The theme expresses an overall desire to have significant forest cover and stocking, including trees outside forests, to support the social, economic and environmental dimensions of forestry. For example, the existence and extent of specific forest types are important as a basis for conservation efforts. The theme encompasses ambitions to reduce deforestation and to restore and rehabilitate forest landscapes. This theme also includes the important function of forests and trees outside forests to store carbon and thereby contribute to moderating the global climate.

2. Biological diversity

The theme concerns the conservation and management of biological diversity at the ecosystem (landscape), species and genetic levels. Such conservation, including to protect areas with fragile ecosystems, ensures that diversity of life is maintained, and provides opportunities to develop new products, for example medicines, in the future. Genetic improvement is also a means to improve forest productivity, for example to ensure a high wood production in intensively managed forests.

3. Forest health and vitality

Forests need to be managed so that risks and impacts of unwanted disturbances are minimized, including fires, airborne pollution, storm felling, invasive species, pests and insects. Such disturbances may impact social, economic as well as environmental dimensions of forestry.

4. Productive functions of forest resources

Forests and trees outside forests provide a wide range of wood and non-wood forest products. The theme expresses the ambition to maintain a high and valuable supply of primary forest products, while a the same time ensuring that production and harvesting are sustainable and do not compromise management options of future generations.

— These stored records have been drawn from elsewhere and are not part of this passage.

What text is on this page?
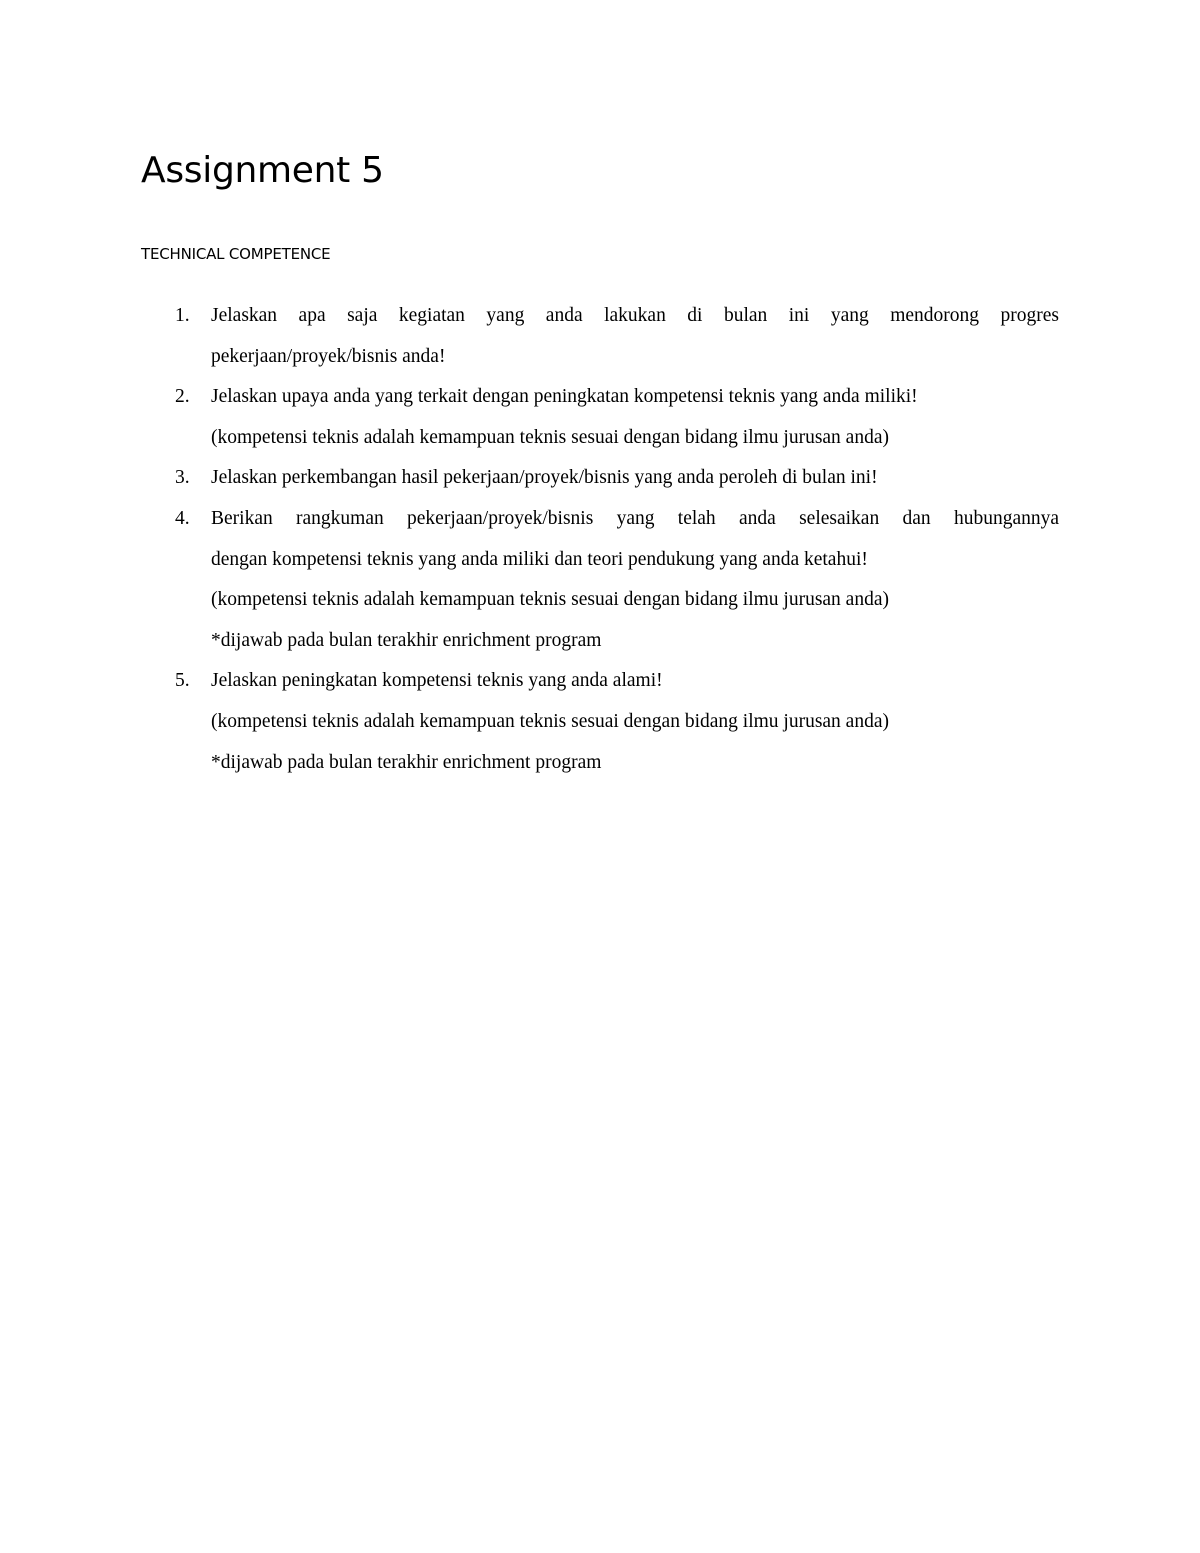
Assignment 5
TECHNICAL COMPETENCE
1. Jelaskan apa saja kegiatan yang anda lakukan di bulan ini yang mendorong progres
pekerjaan/proyek/bisnis anda!
2. Jelaskan upaya anda yang terkait dengan peningkatan kompetensi teknis yang anda miliki!
(kompetensi teknis adalah kemampuan teknis sesuai dengan bidang ilmu jurusan anda)
3. Jelaskan perkembangan hasil pekerjaan/proyek/bisnis yang anda peroleh di bulan ini!
4. Berikan rangkuman pekerjaan/proyek/bisnis yang telah anda selesaikan dan hubungannya
dengan kompetensi teknis yang anda miliki dan teori pendukung yang anda ketahui!
(kompetensi teknis adalah kemampuan teknis sesuai dengan bidang ilmu jurusan anda)
*dijawab pada bulan terakhir enrichment program
5. Jelaskan peningkatan kompetensi teknis yang anda alami!
(kompetensi teknis adalah kemampuan teknis sesuai dengan bidang ilmu jurusan anda)
*dijawab pada bulan terakhir enrichment program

5. Protective functions of forest resources

The theme addresses the role of forests and trees outside forests to help moderate soil, hydrological and aquatic systems. This includes to maintain clean water including e.g. healthy fish populations, as well as to reduce risks or impacts of floods, avalanches, erosion and droughts. Protective functions of forest resources also contribute to ecosystem conservation efforts. Protective functions of forest resources have strong cross-sectoral aspects, as the benefits to agriculture and rural livelihoods are high.

6. Socio-economic functions

The theme addresses the contributions of forest resources to the overall economy, for example through employment, values generated through processing and marketing of forest products and energy, trade, and investments in the forest sector. The theme also addresses the important functions of forest to host and protect sites and landscapes that have high cultural, spiritual or recreational values, and thus include aspects of land tenure, indigenous and community management systems, and traditional knowledge.

7. Legal, policy and institutional framework

The theme includes the legal, policy and institutional arrangements necessary to support the above six themes, including participatory decision making, governance and law enforcement, and monitoring and assessment of progress. The theme also addresses broader societal aspects, including fair and equitable use of forest resources, science research and education, infrastructure arrangements to support the forest sector, transfer of technology and capacity building, and public information and communication.